A ausência de contato dos mais jovens com o valor do trabalho tem, no entanto, alguns culpados: a intervenção estatal e as exageradas legislações trabalhistas, que, com o tempo, foram proibindo os mais jovens de ter qualquer contato com o trabalho, sob o pretexto de que deveriam se dedicar exclusivamente às lavagens cerebrais do currículo centralizado do Ministério da Educação, retirando dos mais jovens o direito de ter um contato, ainda que inicial, com a dignidade do trabalho. Some-se a isso o fato de a educação domiciliar que visa ensinar o valor do dinheiro ser muitas vezes falha, em meio a mimos e caprichos excessivos dos pais modernos. Assim, tudo está a indicar que se trata de uma geração que terá graves dificuldades de tão cedo andar com as próprias pernas.
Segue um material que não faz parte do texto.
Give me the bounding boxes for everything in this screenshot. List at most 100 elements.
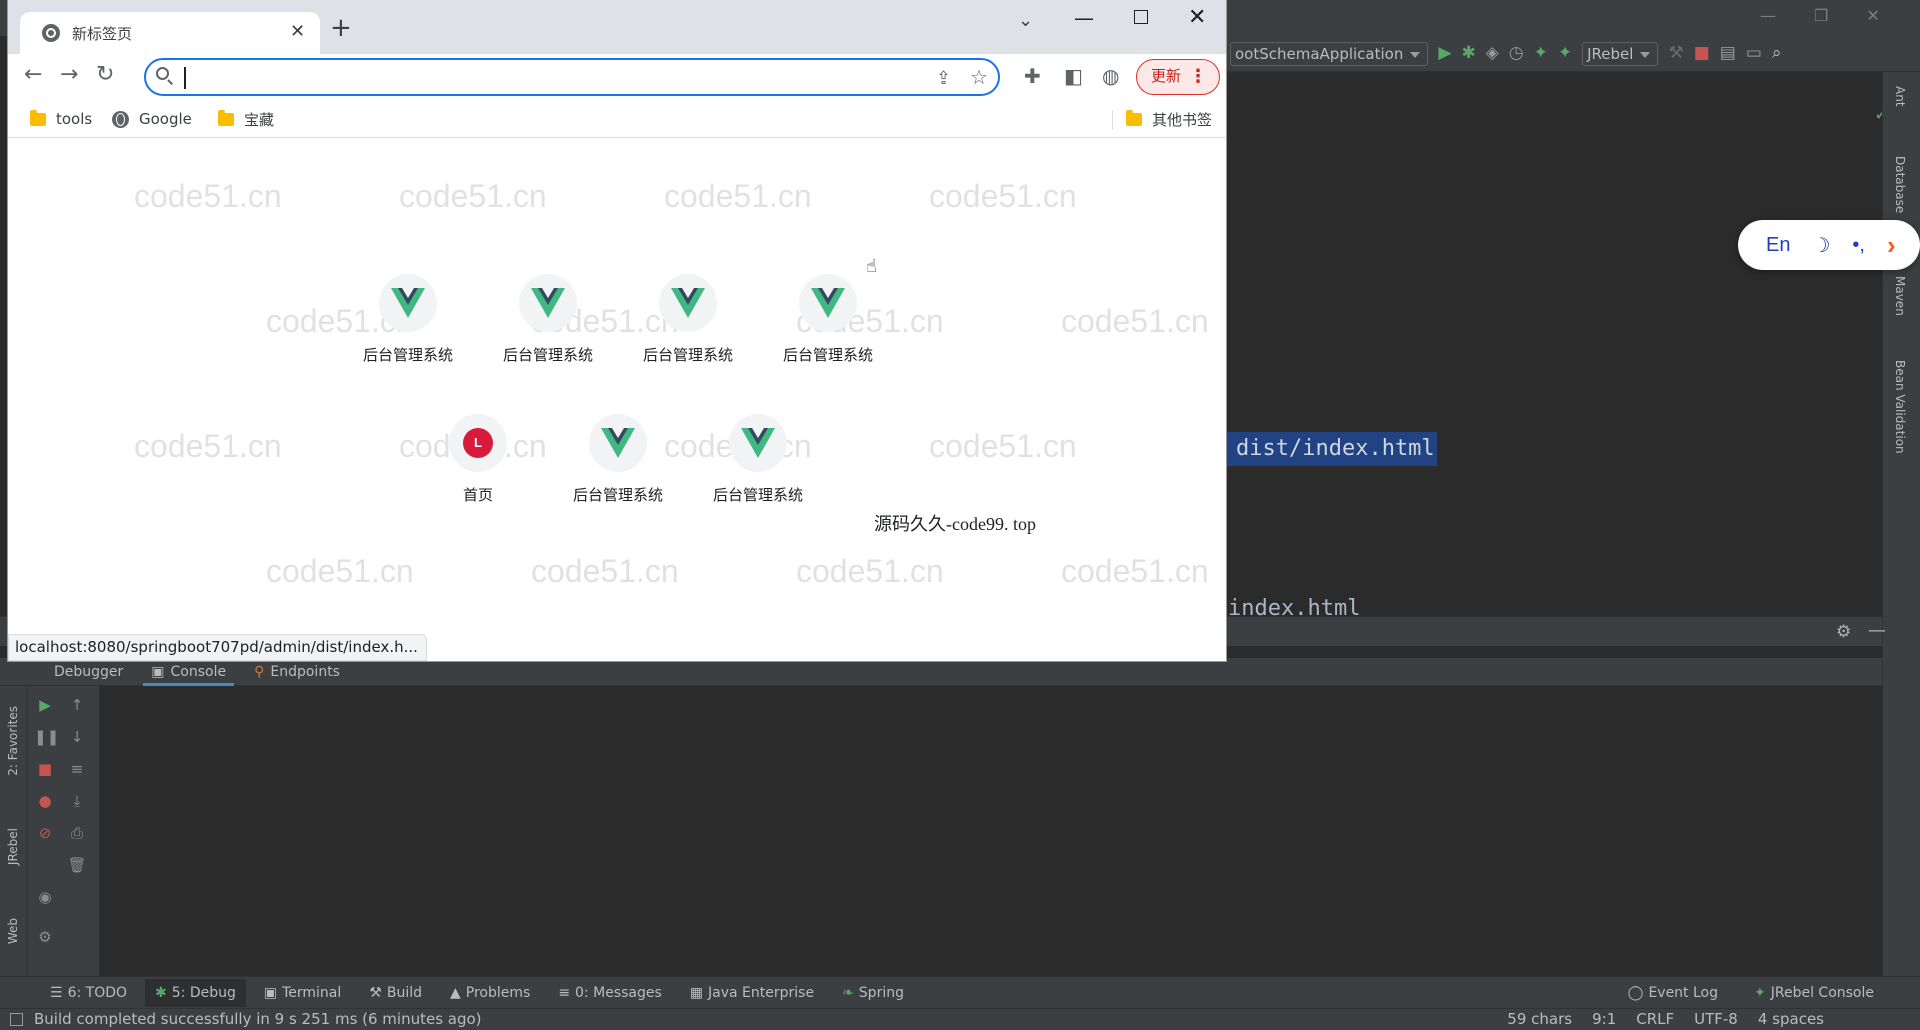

Esses jovens foram intensamente convencidos a achar que sua segurança financeira está em ter uma boa formação e simplesmente se jogar no mercado de trabalho, nexo este que é contrariado pela própria realidade, pois o sucesso profissional está baseado não em facilidades e brilhantes ideias que simplesmente caem do céu, mas do enorme e suado esforço de cada dia, de cada controle nas contas do mês, de cada renúncia a coisas que, apesar de satisfazerem, se fazem supérfluas em um momento emergente. Nenhuma bela história de sucesso empresarial foi resultado de facilidades, e muito menos sumariamente iniciada no topo administrativo sem que a pessoa ao menos tenha passado pelas hierarquias inferiores, sentindo as dificuldades da base da pirâmide.

Leia também:Nada deu certo (artigo de Flávio Bortolozzi Junior, publicado em 8 de junho de 2017)

É próprio de uma mentalidade vazia e pouco experimentada pensar que o sucesso da vida se mede simplesmente pelo quanto você coloca na sua conta bancária, e não pelo simples exercício de buscar o seu sustento através do trabalho, assumir responsabilidades e sustentar a si mesmo e a uma família.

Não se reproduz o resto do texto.